The main points I could discern are:
-The U.S. Treasury prints money
-They "sell" it to the Federal Reserve, a quasi-public banking institution, in exchange for Treasury bills, which are the debt instrument of the United States Government
-The Federal Reserve buys and sells many Treasury bills on the open market daily in order to keep the bills at the target interest rate
-The Federal Reserve also sells Federal Reserve Notes (dollar bills) to other banks
-Banks do not have to have 100% of deposited money on hand; they have to hold some fraction (10% for most types of deposits) and can lend the rest to others
-Fractional reserves increase the money supply (by a factor of 1/reserve rate) by lending deposited funds out, which are then typically deposited in other banks by the borrower, which banks can then lend those deposited funds out, and so on
-This is all a secret conspiracy, and you should stock up on gold and move to your compound as soon as you can put on your tinfoil hat
Points 1-6 are readily learned from a college economics textbook, and are the foundations of the U.S. money and banking system. Point 7 is believed by moonbats who think the U.S. banking system is a plot by the Illuminati/UN/international Jewry/etc. to establish a one-world government, black helicopters and all.

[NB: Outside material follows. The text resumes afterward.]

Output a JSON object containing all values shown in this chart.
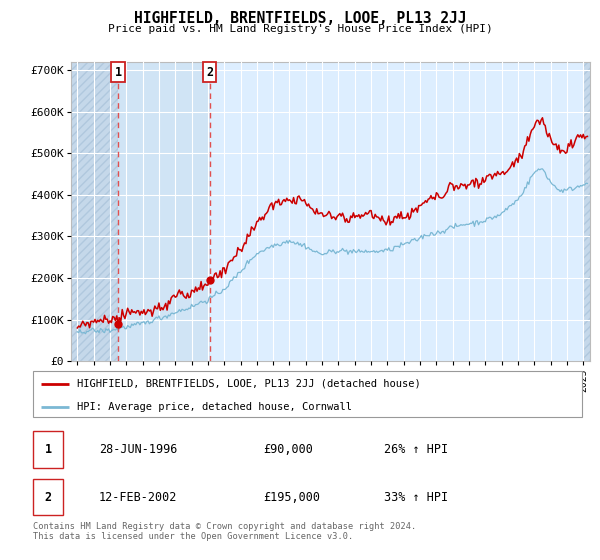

I appreciate your summary. I guess most if it (in a rather amorphous way) was already in my understanding. So according to your understanding, this sort of thing can just keep going infinitely? It's not self-limiting, or rather, it's on a solid platform?
It just sounds so - unsettled, foundationless.
Actually, the Fed doesn't target the interest rate of bills, it targets the Fed Funds (overnight) rate.
If there's a banking crisis again similar to what happened approx. 70 yrs. ago what would you rather have in your posession.......a FRN that's worth no more than the ink and paper it's made with or a precious metal such as gold or silver? Also, even though this money is created out of thin air.......what do you suppose is the underlying collateral?.....because as we all know bankers are far from being very benevolent when it comes to their money.
You first two bullets are ass-backwards but good try.